Estamos hoy, ante una sociedad enferma. Una sociedad que tiene la capacidad de identificar la opresión mental y física, pero que no la problematiza, y por lo tanto no se rebela ante la opresión de su verdadera consciencia. Una sociedad donde abunda la tristeza, la pobreza espiritual, por causa general del exceso del goce, del fin de los deseos, de las pulsiones motoras del cambio mental, y que se encuentra sustituida por una excitación maníaca por cada objeto que provoca una imagen especular.

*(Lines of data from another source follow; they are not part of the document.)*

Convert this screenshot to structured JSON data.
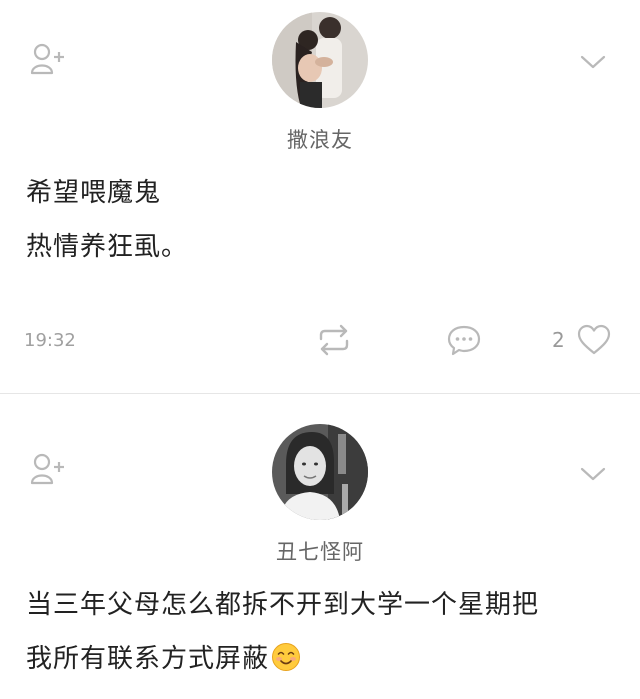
{
  "colors": {
    "icon_gray": "#b9b9b9",
    "text_gray": "#999999",
    "divider": "#e6e6e6"
  },
  "icons": [
    "add-friend-icon",
    "chevron-down-icon",
    "repost-icon",
    "comment-icon",
    "heart-icon",
    "smile-emoji-icon"
  ],
  "posts": [
    {
      "username": "撒浪友",
      "content": [
        "希望喂魔鬼",
        "热情养狂虱。"
      ],
      "time": "19:32",
      "likes": "2"
    },
    {
      "username": "丑七怪阿",
      "content": [
        "当三年父母怎么都拆不开到大学一个星期把",
        "我所有联系方式屏蔽"
      ]
    }
  ]
}
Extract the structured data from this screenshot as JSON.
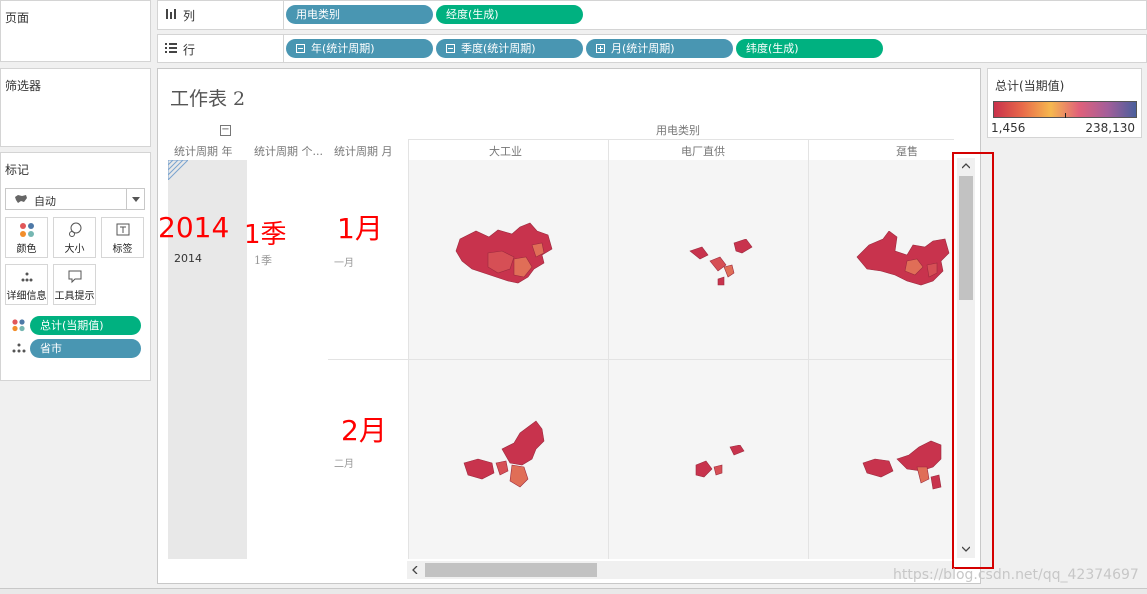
{
  "left_panels": {
    "pages_title": "页面",
    "filters_title": "筛选器",
    "marks": {
      "title": "标记",
      "mark_type": "自动",
      "buttons": [
        "颜色",
        "大小",
        "标签",
        "详细信息",
        "工具提示"
      ],
      "fields": [
        {
          "label": "总计(当期值)",
          "color": "#00b180",
          "icon": "color-dots-icon"
        },
        {
          "label": "省市",
          "color": "#4996b2",
          "icon": "detail-dots-icon"
        }
      ]
    }
  },
  "shelves": {
    "columns": {
      "label": "列",
      "pills": [
        {
          "label": "用电类别",
          "color": "#4996b2"
        },
        {
          "label": "经度(生成)",
          "color": "#00b180"
        }
      ]
    },
    "rows": {
      "label": "行",
      "pills": [
        {
          "label": "年(统计周期)",
          "color": "#4996b2",
          "prefix": "minus"
        },
        {
          "label": "季度(统计周期)",
          "color": "#4996b2",
          "prefix": "minus"
        },
        {
          "label": "月(统计周期)",
          "color": "#4996b2",
          "prefix": "plus"
        },
        {
          "label": "纬度(生成)",
          "color": "#00b180"
        }
      ]
    }
  },
  "sheet": {
    "title": "工作表 2",
    "collapse_symbol": "−",
    "column_group_header": "用电类别",
    "row_headers": [
      "统计周期 年",
      "统计周期 个...",
      "统计周期 月"
    ],
    "column_headers": [
      "大工业",
      "电厂直供",
      "趸售"
    ],
    "year": "2014",
    "quarter": "1季",
    "months": [
      "一月",
      "二月"
    ]
  },
  "annotations": {
    "year": "2014",
    "quarter": "1季",
    "month1": "1月",
    "month2": "2月",
    "color": "#ff0000"
  },
  "legend": {
    "title": "总计(当期值)",
    "min": "1,456",
    "max": "238,130",
    "gradient": [
      "#c9314b",
      "#e86a4a",
      "#f6b84f",
      "#e0607a",
      "#a45f9a",
      "#4a5f9c"
    ]
  },
  "watermark": "https://blog.csdn.net/qq_42374697",
  "colors": {
    "map_dark": "#c8334d",
    "map_mid": "#d64f55",
    "map_light": "#e06e57"
  }
}
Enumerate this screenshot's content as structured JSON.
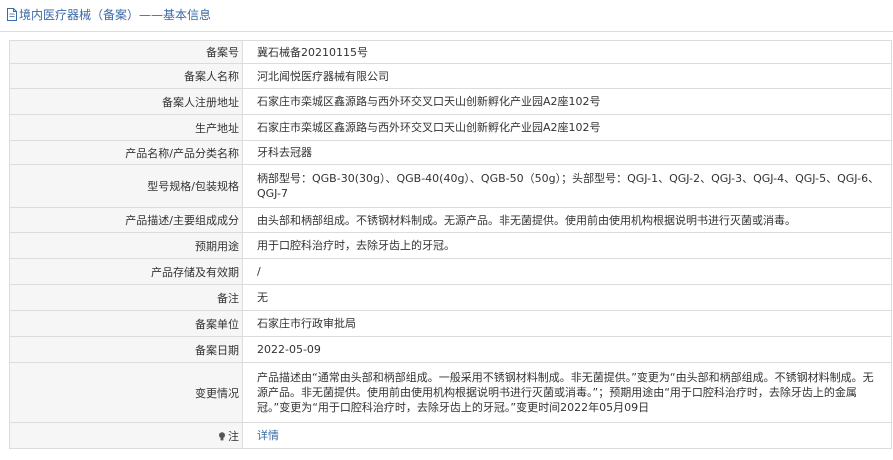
{
  "header": {
    "title": "境内医疗器械（备案）——基本信息"
  },
  "rows": [
    {
      "label": "备案号",
      "value": "冀石械备20210115号"
    },
    {
      "label": "备案人名称",
      "value": "河北闻悦医疗器械有限公司"
    },
    {
      "label": "备案人注册地址",
      "value": "石家庄市栾城区鑫源路与西外环交叉口天山创新孵化产业园A2座102号"
    },
    {
      "label": "生产地址",
      "value": "石家庄市栾城区鑫源路与西外环交叉口天山创新孵化产业园A2座102号"
    },
    {
      "label": "产品名称/产品分类名称",
      "value": "牙科去冠器"
    },
    {
      "label": "型号规格/包装规格",
      "value": "柄部型号：QGB-30(30g）、QGB-40(40g）、QGB-50（50g）；头部型号：QGJ-1、QGJ-2、QGJ-3、QGJ-4、QGJ-5、QGJ-6、QGJ-7"
    },
    {
      "label": "产品描述/主要组成成分",
      "value": "由头部和柄部组成。不锈钢材料制成。无源产品。非无菌提供。使用前由使用机构根据说明书进行灭菌或消毒。"
    },
    {
      "label": "预期用途",
      "value": "用于口腔科治疗时，去除牙齿上的牙冠。"
    },
    {
      "label": "产品存储及有效期",
      "value": "/"
    },
    {
      "label": "备注",
      "value": "无"
    },
    {
      "label": "备案单位",
      "value": "石家庄市行政审批局"
    },
    {
      "label": "备案日期",
      "value": "2022-05-09"
    },
    {
      "label": "变更情况",
      "value": "产品描述由“通常由头部和柄部组成。一般采用不锈钢材料制成。非无菌提供。”变更为“由头部和柄部组成。不锈钢材料制成。无源产品。非无菌提供。使用前由使用机构根据说明书进行灭菌或消毒。”；预期用途由“用于口腔科治疗时，去除牙齿上的金属冠。”变更为“用于口腔科治疗时，去除牙齿上的牙冠。”变更时间2022年05月09日"
    }
  ],
  "note": {
    "label": "注",
    "link": "详情"
  },
  "colors": {
    "link": "#3a6aa6",
    "label_bg": "#f6f6f6",
    "border": "#dcdcdc"
  }
}
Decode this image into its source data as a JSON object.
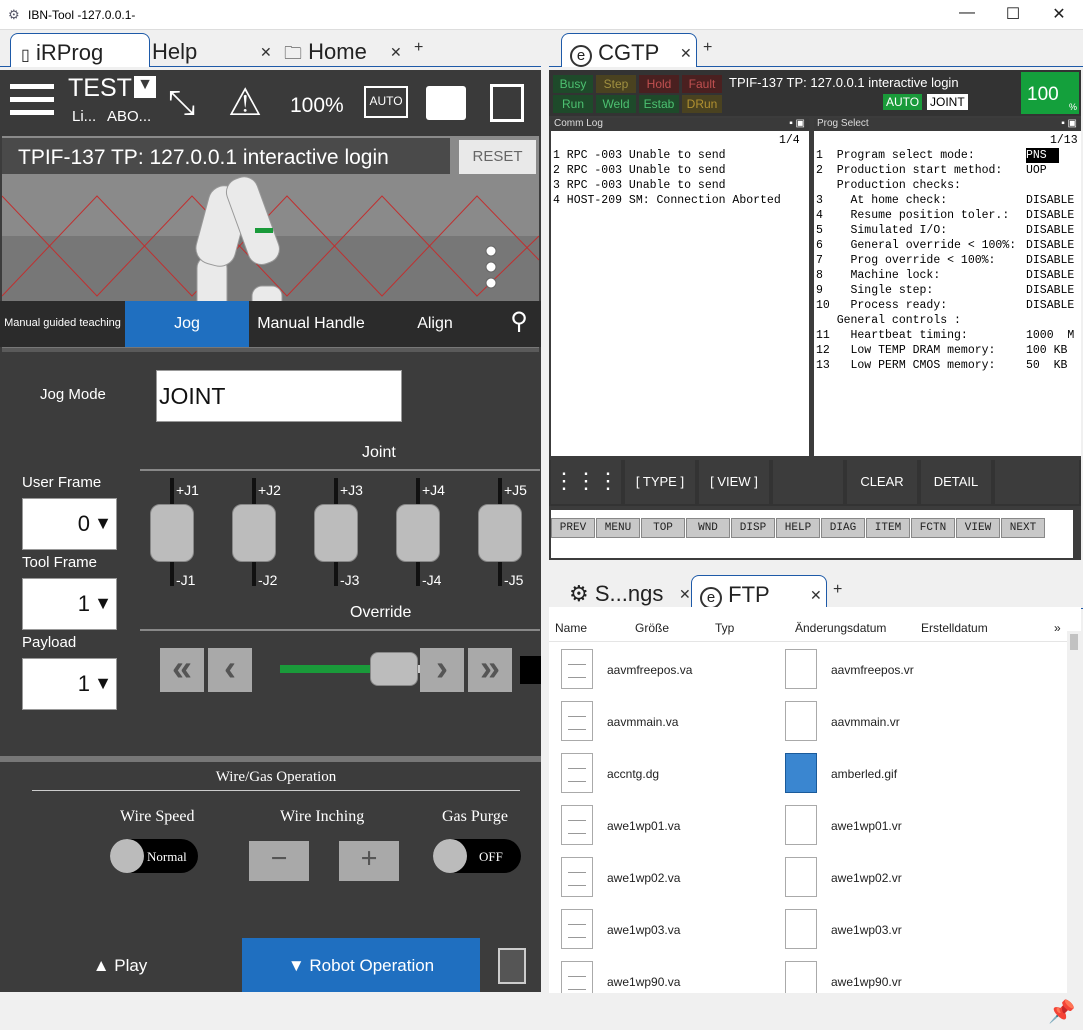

Por ahora, va ganando el discurso dominante de las relaciones de producción simbólica de una falsa consciencia que legitima la dominación. Un discurso que ha vuelto a la primigenia infancia del ser humano. Un ser absolutamente condicionado por las imágenes de sus padres, un ser que su autonomía palpita por sus necesidades básicas. No hay deseos conscientes, sino que el goce infinito que nos da la maravillosa maquinaria de la opresión.
Existe casi una lucha psíquica en todo esto. Es hacernos conscientes de las relaciones que nos condicionan. Es renunciar al no ser, a la identifación en otro, para ser en plenitud, y desde ahí, luchar por la sociedad nueva.